Electrics are prone to suffering from a leaky bulkhead so check thoroughly. Full or half leather seats are the options just check for any sagging. The fascia should be in good condition, if not check for DIY electrics and make sure all the switchgear operates correctly.
Insuring a TVR S
As with many cars of the 80’s and 90’s the TVR S is now becoming a collectible possession of this era with both power and agility you can see the reason why. Its performance was staggering for back then and still is today. Let’s take a look at how much you can expect to pay for classic car insurance on these retro light weight beasts.
- This quotation has been based on fully comprehensive cover, insured only to drive age 60.
Annual premium – £130.54 with a £150 accidental damage excess.
- This quotation has been based on fully comprehensive cover, insured only to drive age 45.
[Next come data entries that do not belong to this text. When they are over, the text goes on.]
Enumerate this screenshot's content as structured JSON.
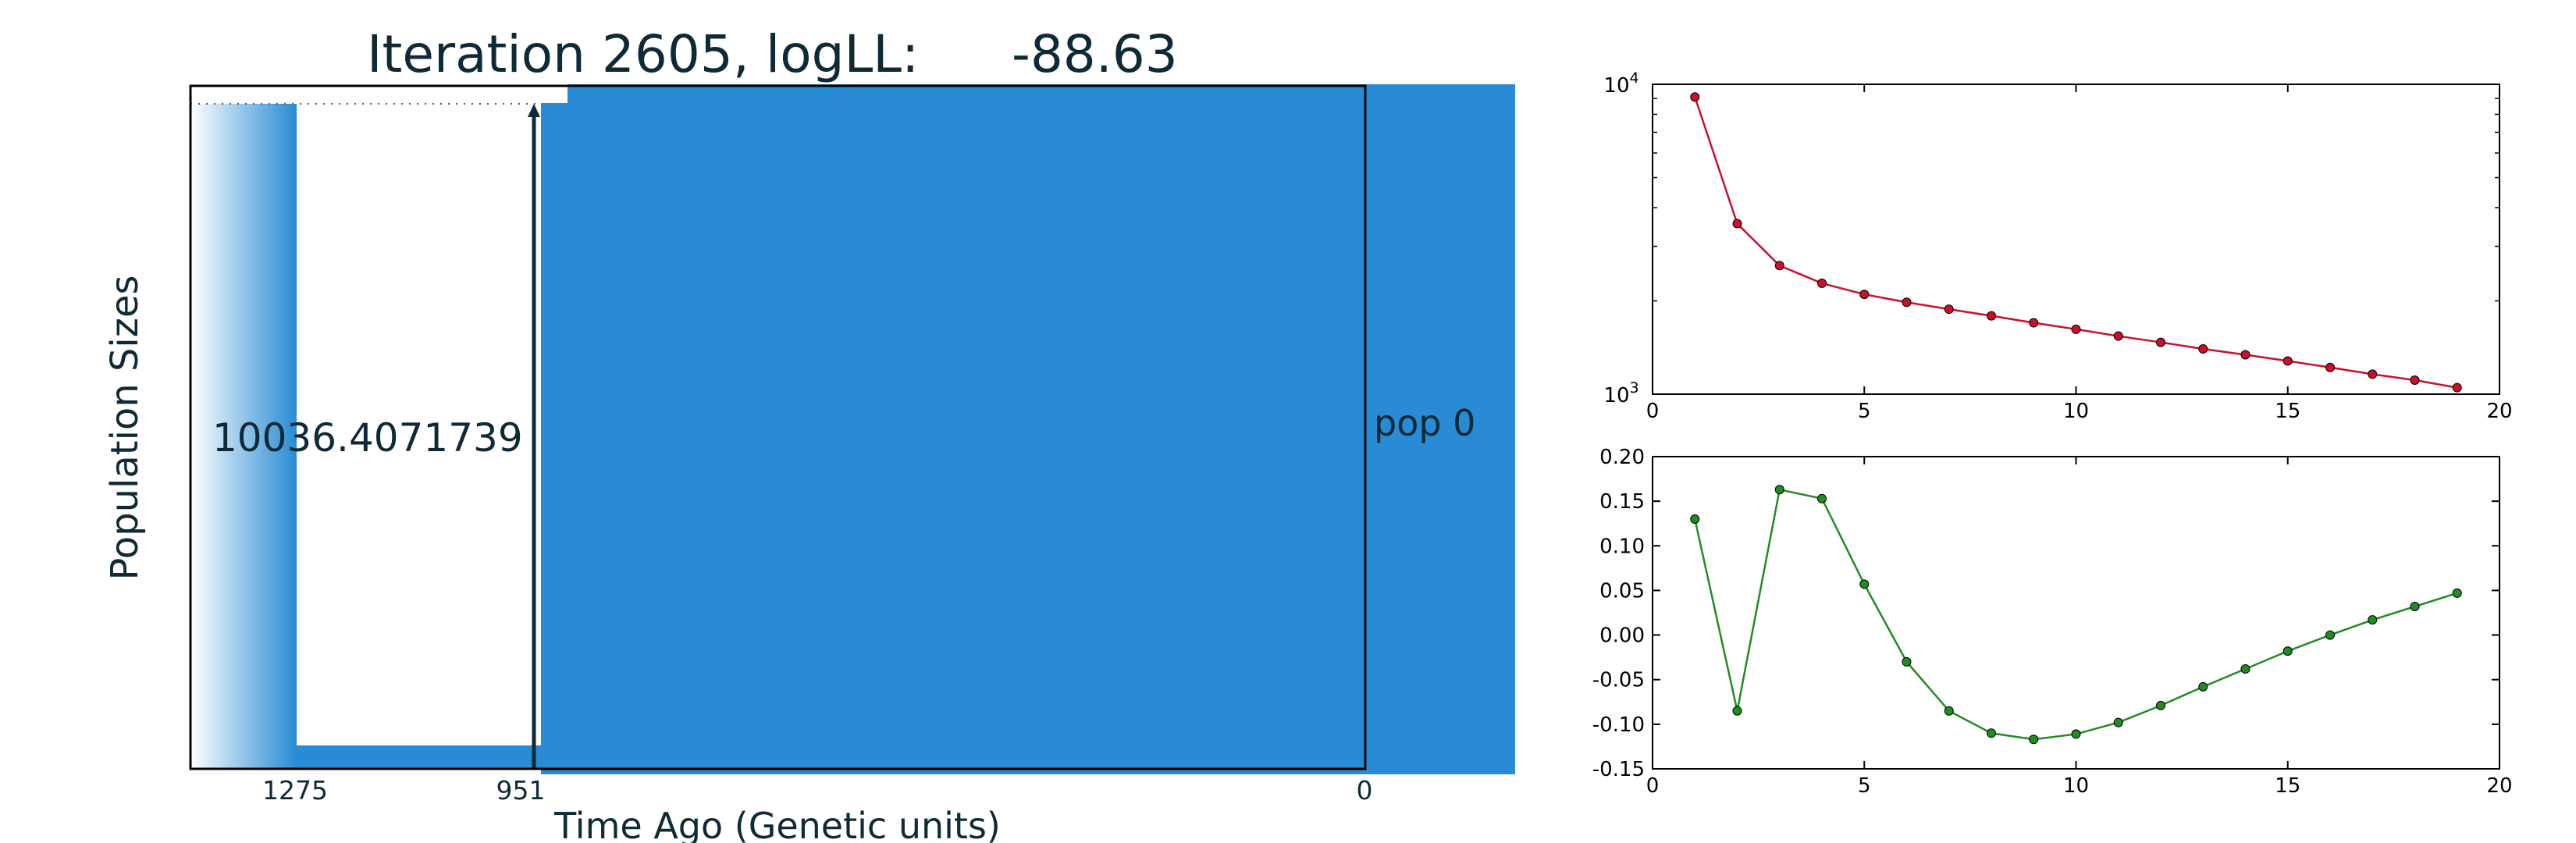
{
  "main_plot": {
    "title_prefix": "Iteration 2605, logLL:",
    "title_value": "-88.63",
    "ylabel": "Population Sizes",
    "xlabel": "Time Ago (Genetic units)",
    "x_ticks": [
      "1275",
      "951",
      "0"
    ],
    "size_annotation": "10036.4071739",
    "pop_label": "pop 0",
    "colors": {
      "fill": "#288bd4",
      "text": "#0f2a36"
    }
  },
  "chart_data": [
    {
      "type": "line",
      "scale_y": "log",
      "color": "#c8102e",
      "xlim": [
        0,
        20
      ],
      "ylim": [
        1000,
        10000
      ],
      "x_ticks": [
        "0",
        "5",
        "10",
        "15",
        "20"
      ],
      "y_ticks": [
        "10^3",
        "10^4"
      ],
      "x": [
        1,
        2,
        3,
        4,
        5,
        6,
        7,
        8,
        9,
        10,
        11,
        12,
        13,
        14,
        15,
        16,
        17,
        18,
        19
      ],
      "values": [
        9100,
        3550,
        2600,
        2280,
        2100,
        1980,
        1880,
        1790,
        1700,
        1620,
        1540,
        1470,
        1400,
        1340,
        1280,
        1220,
        1160,
        1110,
        1050
      ]
    },
    {
      "type": "line",
      "color": "#228b22",
      "xlim": [
        0,
        20
      ],
      "ylim": [
        -0.15,
        0.2
      ],
      "x_ticks": [
        "0",
        "5",
        "10",
        "15",
        "20"
      ],
      "y_ticks": [
        "-0.15",
        "-0.10",
        "-0.05",
        "0.00",
        "0.05",
        "0.10",
        "0.15",
        "0.20"
      ],
      "x": [
        1,
        2,
        3,
        4,
        5,
        6,
        7,
        8,
        9,
        10,
        11,
        12,
        13,
        14,
        15,
        16,
        17,
        18,
        19
      ],
      "values": [
        0.13,
        -0.085,
        0.163,
        0.153,
        0.057,
        -0.03,
        -0.085,
        -0.11,
        -0.117,
        -0.111,
        -0.098,
        -0.079,
        -0.058,
        -0.038,
        -0.018,
        0.0,
        0.017,
        0.032,
        0.047
      ]
    }
  ]
}
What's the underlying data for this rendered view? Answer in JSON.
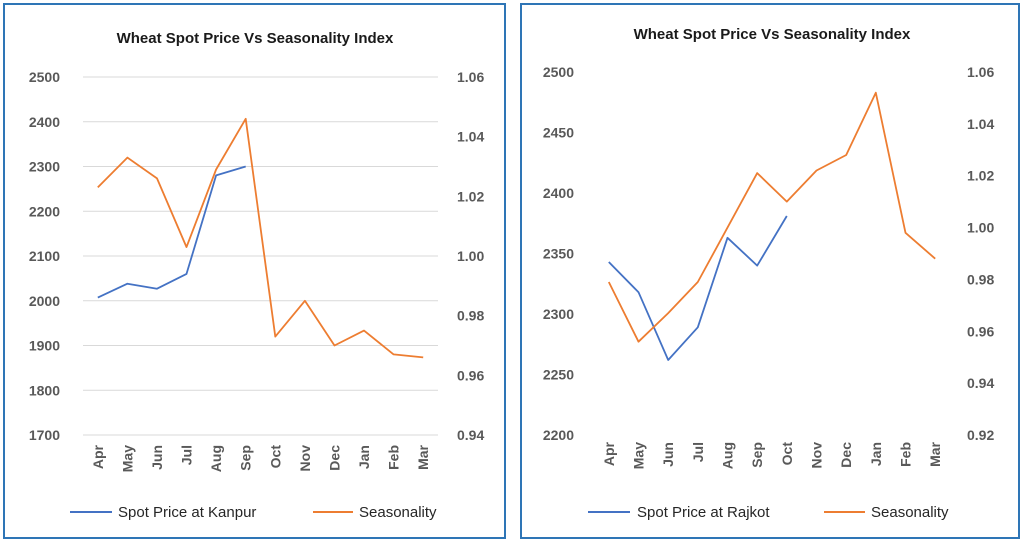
{
  "colors": {
    "spot": "#4472c4",
    "seasonality": "#ed7d31",
    "border": "#2e75b6",
    "grid": "#d9d9d9"
  },
  "chart_data": [
    {
      "type": "line",
      "title": "Wheat Spot Price Vs Seasonality Index",
      "categories": [
        "Apr",
        "May",
        "Jun",
        "Jul",
        "Aug",
        "Sep",
        "Oct",
        "Nov",
        "Dec",
        "Jan",
        "Feb",
        "Mar"
      ],
      "y_left": {
        "ticks": [
          "2500",
          "2400",
          "2300",
          "2200",
          "2100",
          "2000",
          "1900",
          "1800",
          "1700"
        ],
        "range": [
          1700,
          2500
        ]
      },
      "y_right": {
        "ticks": [
          "1.06",
          "1.04",
          "1.02",
          "1.00",
          "0.98",
          "0.96",
          "0.94"
        ],
        "range": [
          0.94,
          1.06
        ]
      },
      "grid": true,
      "legend_position": "bottom",
      "series": [
        {
          "name": "Spot Price at Kanpur",
          "axis": "left",
          "color": "#4472c4",
          "values": [
            2007,
            2038,
            2027,
            2060,
            2280,
            2300,
            null,
            null,
            null,
            null,
            null,
            null
          ]
        },
        {
          "name": "Seasonality",
          "axis": "right",
          "color": "#ed7d31",
          "values": [
            1.023,
            1.033,
            1.026,
            1.003,
            1.029,
            1.046,
            0.973,
            0.985,
            0.97,
            0.975,
            0.967,
            0.966
          ]
        }
      ]
    },
    {
      "type": "line",
      "title": "Wheat Spot Price Vs Seasonality Index",
      "categories": [
        "Apr",
        "May",
        "Jun",
        "Jul",
        "Aug",
        "Sep",
        "Oct",
        "Nov",
        "Dec",
        "Jan",
        "Feb",
        "Mar"
      ],
      "y_left": {
        "ticks": [
          "2500",
          "2450",
          "2400",
          "2350",
          "2300",
          "2250",
          "2200"
        ],
        "range": [
          2200,
          2500
        ]
      },
      "y_right": {
        "ticks": [
          "1.06",
          "1.04",
          "1.02",
          "1.00",
          "0.98",
          "0.96",
          "0.94",
          "0.92"
        ],
        "range": [
          0.92,
          1.06
        ]
      },
      "grid": false,
      "legend_position": "bottom",
      "series": [
        {
          "name": "Spot Price at Rajkot",
          "axis": "left",
          "color": "#4472c4",
          "values": [
            2343,
            2318,
            2262,
            2289,
            2363,
            2340,
            2381,
            null,
            null,
            null,
            null,
            null
          ]
        },
        {
          "name": "Seasonality",
          "axis": "right",
          "color": "#ed7d31",
          "values": [
            0.979,
            0.956,
            0.967,
            0.979,
            1.0,
            1.021,
            1.01,
            1.022,
            1.028,
            1.052,
            0.998,
            0.988
          ]
        }
      ]
    }
  ]
}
Annual premium – £160.58 with a £150 accidental damage excess.
- This quotation has been based on fully comprehensive cover, insured only to drive age 30.
Annual premium – £181.31 with a £150 accidental damage excess.
*NB: All insurance quotes are based on the same criteria: The vehicle being garaged overnight. Accident, claim and conviction free and a limited mileage of 3000 per annum with full use of a main car daily. All quotations are based on an Agreed Value of £10,000. Prices may alter depending on individual criteria. Quote carried out August 2017.
Vehicle models ending with “C” were used to denote vehicles which were fitted with a catalytic converter. Only the S3 and S4 were fitted with catalysts. Cat standard in the UK was only introduced in August 1992 at K registration; catalyzed earlier cars were intended for export to markets with tighter emissions standards.
Mark Wilkinson (Managing Partner of Heritage Classic Car Insurance)
says, “The TVR is a committed sports car manufacturer that has maintained its credibility for over 50 years and the enthusiasts who own them know what they’re talking about. No other British sports car manufacturer has stood the test of time building uncompromising performance cars like TVR. Long may they continue.”